Not enough staff and a still busy maternity ward, I eventually left her to check on my other patients. When I returned at 3:30am, I saw a shock of blood (as in, I had a momentary shock of panic about her safety) on the floor as soon as I shone my headlamp into the room. I checked the bed: Her body, lying in a curl, covered by her shawl. She opened her eyes and looked at me. She had expelled the placenta. It was over. We smiled at each other. She was okay. I started out towards the waste area, but, in the darkness between buildings, I got disoriented and spooked. Even in full sunlight, lifting the heavy cover of the organics pit brings to mind grotesque visions of amputated body parts and placentas floating in putrid liquid. Alone at night, the irrational fear of a hand reaching up from this hole and grabbing my ankle was terrifying. I turned back, returning to the bare concrete room spattered with blood. I looked around for a cleaner, for a midwife, for anyone, but all was quiet. The patient was sleeping. I checked that she had her torch, hesitated, then shut off the light and left her in the room. I didn’t know what else to do. I slept fitfully for 90 minutes, then got up when the sky started lightening. Back to maternity to grab the bucket again, then on to the waste area.
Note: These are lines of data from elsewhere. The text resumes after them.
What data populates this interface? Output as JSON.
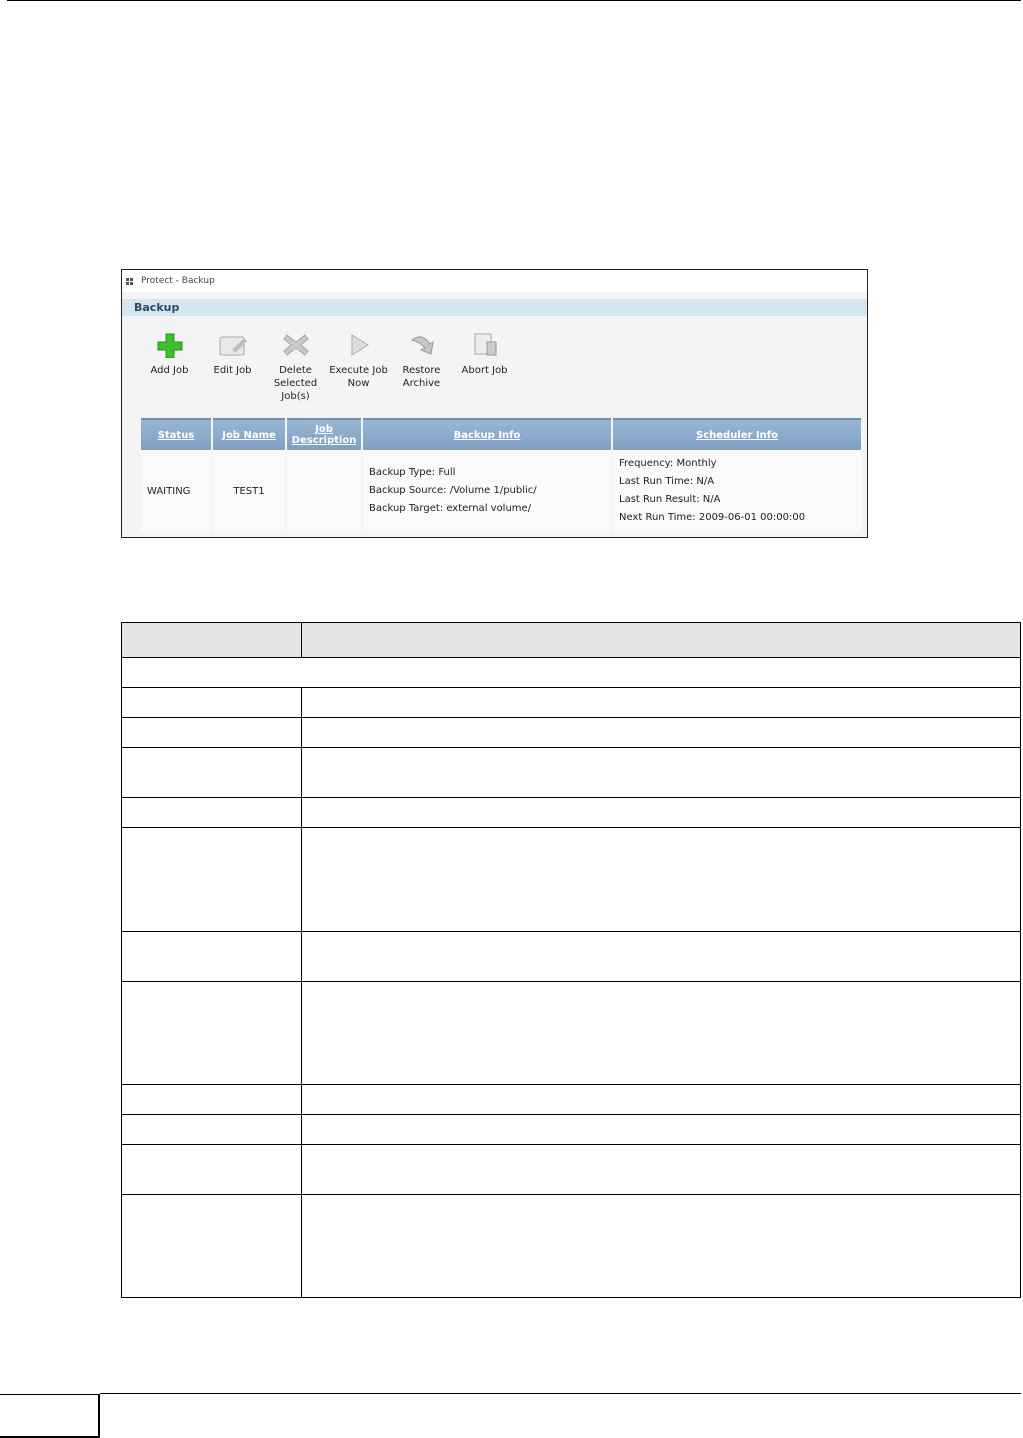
{
  "window": {
    "title": "Protect - Backup",
    "section": "Backup"
  },
  "toolbar": [
    {
      "label": "Add Job",
      "icon": "add-icon"
    },
    {
      "label": "Edit Job",
      "icon": "edit-icon"
    },
    {
      "label": "Delete Selected Job(s)",
      "icon": "delete-icon"
    },
    {
      "label": "Execute Job Now",
      "icon": "play-icon"
    },
    {
      "label": "Restore Archive",
      "icon": "restore-icon"
    },
    {
      "label": "Abort Job",
      "icon": "abort-icon"
    }
  ],
  "table": {
    "headers": [
      "Status",
      "Job Name",
      "Job Description",
      "Backup Info",
      "Scheduler Info"
    ],
    "row": {
      "status": "WAITING",
      "name": "TEST1",
      "description": "",
      "backup_info": [
        "Backup Type: Full",
        "Backup Source: /Volume 1/public/",
        "Backup Target: external volume/"
      ],
      "scheduler_info": [
        "Frequency: Monthly",
        "Last Run Time: N/A",
        "Last Run Result: N/A",
        "Next Run Time: 2009-06-01 00:00:00"
      ]
    }
  }
}
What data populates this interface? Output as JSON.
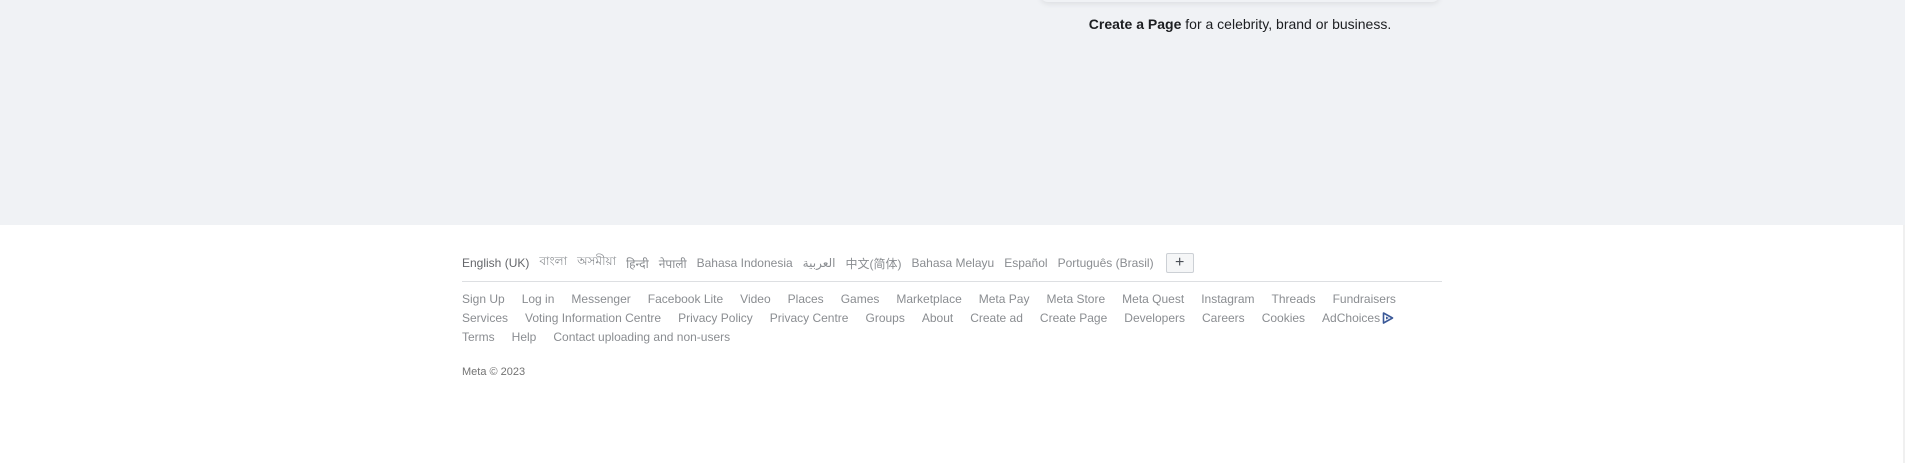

I gagged and leaned back from the splash as I tipped the contents in, muttering all the prayers: Back to Buddha; My Goddess, from you life is given and to you life returns; in the name of God; All shall be well and All shall be well, and All manner of things shall be well.
Later today I will deliver a breech (he survives), a compound presentation (she survives), and the result of an obstructed labor (he is dead). I will feel the prickle of tears, or maybe fatigue, with each delivery, but right now, beside the placenta pit, I stop for a moment and look up at the early morning expanse of blue sky overhead. I know that safe abortions save lives as much as–maybe even more–than the obstetrical care I provide. That woman, curled on the bare bed, has been given her life again. I take a deep breath in, let it out, and head back to maternity.
[i] In this setting, my patients identified as girls and women. Not all pregnant people identify as such and I honor the non-binary, trans-folx, men, and others with uterii who can get pregnant, carry a pregnancy, have abortions, give birth, and menstruate.